I mean, shoot at a Prius, vs shoot at a school bus. Statistically your chances of hitting something critical in a Prius are much higher than a school bus. ...

To the best of my knowledge, Striker treats ships and small craft in the combat area the same as other vehicles. There are rules that let you translate the ship's armor into a Striker armor rating and that tell you what the ship's weapons will do, but it makes no allowance for the "so much space" bit.

This is actually a bit of a problem. Presumably, the typical gunner knows roughly where the engines are located and isn't going to waste his shots punching randomly into the body of a scout or free trader. On the other hand, the size DM is based on the dimensions of the entire ship - including the volume that is just cargo bay and staterooms. We are making the ship easier to hit and then confining the hit to key systems.
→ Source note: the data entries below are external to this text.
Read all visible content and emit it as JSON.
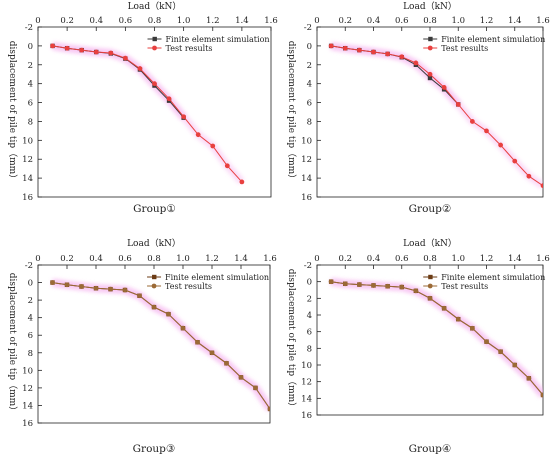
{
  "figure": {
    "colors": {
      "fe_dark": "#3a3a3a",
      "test_red": "#e8403f",
      "brown_fe": "#6b3b14",
      "brown_test": "#9b6a36",
      "glow": "#f6b8f0",
      "axis": "#222222"
    }
  },
  "chart_data": [
    {
      "type": "line",
      "caption": "Group①",
      "xlabel": "Load（kN）",
      "ylabel": "displacement of pile tip（mm）",
      "xlim": [
        0,
        1.6
      ],
      "ylim": [
        -2,
        16
      ],
      "y_inverted": true,
      "x_axis_position": "top",
      "grid": false,
      "legend_position": "top-right",
      "xticks": [
        "0",
        "0.2",
        "0.4",
        "0.6",
        "0.8",
        "1.0",
        "1.2",
        "1.4",
        "1.6"
      ],
      "yticks": [
        "-2",
        "0",
        "2",
        "4",
        "6",
        "8",
        "10",
        "12",
        "14",
        "16"
      ],
      "series": [
        {
          "name": "Finite element simulation",
          "color": "#3a3a3a",
          "marker": "square",
          "x": [
            0.1,
            0.2,
            0.3,
            0.4,
            0.5,
            0.6,
            0.7,
            0.8,
            0.9,
            1.0
          ],
          "y": [
            0,
            0.25,
            0.45,
            0.65,
            0.8,
            1.35,
            2.5,
            4.2,
            5.8,
            7.6
          ]
        },
        {
          "name": "Test results",
          "color": "#e8403f",
          "marker": "circle",
          "x": [
            0.1,
            0.2,
            0.3,
            0.4,
            0.5,
            0.6,
            0.7,
            0.8,
            0.9,
            1.0,
            1.1,
            1.2,
            1.3,
            1.4
          ],
          "y": [
            0,
            0.25,
            0.45,
            0.65,
            0.75,
            1.3,
            2.4,
            4.0,
            5.6,
            7.5,
            9.4,
            10.6,
            12.7,
            14.4
          ]
        }
      ]
    },
    {
      "type": "line",
      "caption": "Group②",
      "xlabel": "Load（kN）",
      "ylabel": "displacement of pile tip（mm）",
      "xlim": [
        0,
        1.6
      ],
      "ylim": [
        -2,
        16
      ],
      "y_inverted": true,
      "x_axis_position": "top",
      "grid": false,
      "legend_position": "top-right",
      "xticks": [
        "0",
        "0.2",
        "0.4",
        "0.6",
        "0.8",
        "1.0",
        "1.2",
        "1.4",
        "1.6"
      ],
      "yticks": [
        "-2",
        "0",
        "2",
        "4",
        "6",
        "8",
        "10",
        "12",
        "14",
        "16"
      ],
      "series": [
        {
          "name": "Finite element simulation",
          "color": "#3a3a3a",
          "marker": "square",
          "x": [
            0.1,
            0.2,
            0.3,
            0.4,
            0.5,
            0.6,
            0.7,
            0.8,
            0.9,
            1.0
          ],
          "y": [
            0,
            0.25,
            0.45,
            0.65,
            0.85,
            1.2,
            2.0,
            3.4,
            4.6,
            6.2
          ]
        },
        {
          "name": "Test results",
          "color": "#e8403f",
          "marker": "circle",
          "x": [
            0.1,
            0.2,
            0.3,
            0.4,
            0.5,
            0.6,
            0.7,
            0.8,
            0.9,
            1.0,
            1.1,
            1.2,
            1.3,
            1.4,
            1.5,
            1.6
          ],
          "y": [
            0,
            0.25,
            0.45,
            0.65,
            0.85,
            1.15,
            1.8,
            3.0,
            4.4,
            6.2,
            8.0,
            9.0,
            10.5,
            12.2,
            13.8,
            14.8
          ]
        }
      ]
    },
    {
      "type": "line",
      "caption": "Group③",
      "xlabel": "Load（kN）",
      "ylabel": "displacement of pile tip（mm）",
      "xlim": [
        0,
        1.6
      ],
      "ylim": [
        -2,
        16
      ],
      "y_inverted": true,
      "x_axis_position": "top",
      "grid": false,
      "legend_position": "top-right",
      "xticks": [
        "0",
        "0.2",
        "0.4",
        "0.6",
        "0.8",
        "1.0",
        "1.2",
        "1.4",
        "1.6"
      ],
      "yticks": [
        "-2",
        "0",
        "2",
        "4",
        "6",
        "8",
        "10",
        "12",
        "14",
        "16"
      ],
      "series": [
        {
          "name": "Finite element simulation",
          "color": "#6b3b14",
          "marker": "square",
          "x": [
            0.1,
            0.2,
            0.3,
            0.4,
            0.5,
            0.6,
            0.7,
            0.8,
            0.9,
            1.0,
            1.1,
            1.2,
            1.3,
            1.4,
            1.5,
            1.6
          ],
          "y": [
            0,
            0.25,
            0.45,
            0.65,
            0.75,
            0.85,
            1.5,
            2.8,
            3.6,
            5.2,
            6.8,
            8.0,
            9.2,
            10.8,
            12.0,
            14.4
          ]
        },
        {
          "name": "Test results",
          "color": "#9b6a36",
          "marker": "circle",
          "x": [
            0.1,
            0.2,
            0.3,
            0.4,
            0.5,
            0.6,
            0.7,
            0.8,
            0.9,
            1.0,
            1.1,
            1.2,
            1.3,
            1.4,
            1.5,
            1.6
          ],
          "y": [
            0,
            0.25,
            0.45,
            0.65,
            0.75,
            0.85,
            1.5,
            2.8,
            3.6,
            5.2,
            6.8,
            8.0,
            9.2,
            10.8,
            12.0,
            14.4
          ]
        }
      ]
    },
    {
      "type": "line",
      "caption": "Group④",
      "xlabel": "Load（kN）",
      "ylabel": "displacement of pile tip（mm）",
      "xlim": [
        0,
        1.6
      ],
      "ylim": [
        -2,
        16
      ],
      "y_inverted": true,
      "x_axis_position": "top",
      "grid": false,
      "legend_position": "top-right",
      "xticks": [
        "0",
        "0.2",
        "0.4",
        "0.6",
        "0.8",
        "1.0",
        "1.2",
        "1.4",
        "1.6"
      ],
      "yticks": [
        "-2",
        "0",
        "2",
        "4",
        "6",
        "8",
        "10",
        "12",
        "14",
        "16"
      ],
      "series": [
        {
          "name": "Finite element simulation",
          "color": "#6b3b14",
          "marker": "square",
          "x": [
            0.1,
            0.2,
            0.3,
            0.4,
            0.5,
            0.6,
            0.7,
            0.8,
            0.9,
            1.0,
            1.1,
            1.2,
            1.3,
            1.4,
            1.5,
            1.6
          ],
          "y": [
            0,
            0.25,
            0.35,
            0.45,
            0.55,
            0.65,
            1.1,
            2.0,
            3.2,
            4.5,
            5.6,
            7.2,
            8.4,
            10.0,
            11.6,
            13.6
          ]
        },
        {
          "name": "Test results",
          "color": "#9b6a36",
          "marker": "circle",
          "x": [
            0.1,
            0.2,
            0.3,
            0.4,
            0.5,
            0.6,
            0.7,
            0.8,
            0.9,
            1.0,
            1.1,
            1.2,
            1.3,
            1.4,
            1.5,
            1.6
          ],
          "y": [
            0,
            0.25,
            0.35,
            0.45,
            0.55,
            0.65,
            1.1,
            2.0,
            3.2,
            4.5,
            5.6,
            7.2,
            8.4,
            10.0,
            11.6,
            13.6
          ]
        }
      ]
    }
  ]
}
Then there's the damage problem: the same missile that hits in space, knocking out maybe a factor of drive or a weapon, is now capable of catastrophically destroying a ship or small craft and will do so about a third of the time. Lasers same. You could, in other words, utterly wreck a Broadsword with a single missile. One could argue that proximity made for increased precision, if that result had any chance at all of occurring in space. However, it doesn't occur in High Guard unless the target is facing a battery rating larger than the target's size rating.

Another issue is that the game discriminates between the "high" and "low" DM - you can decide to shoot the turret or the body of an AFV. You can presumably apply the rule similarly to a Scout/Courier, which has that single turret, and small craft are described as having integral weapons in High Guard rather than turrets, so those are treated as chassis-mounted. However, there's no real rule for what to do when you're faced with a Broadsword in the combat zone, with its 8 separate turrets. I'd treat each turret as a separate target, but it isn't specifically stated.

Introducing a ship typically requires some negotiation between players to come up with rules addressing their unique characteristics. One could deal with the damage problem, for example, by applying the ship's size factor as a negative DM to the vehicle penetration table, then rule that any hit that would have done damage if it had not been neutralized by the size DM will instead become a fuel hit, causing the loss of 1% or 10 dTons of fuel.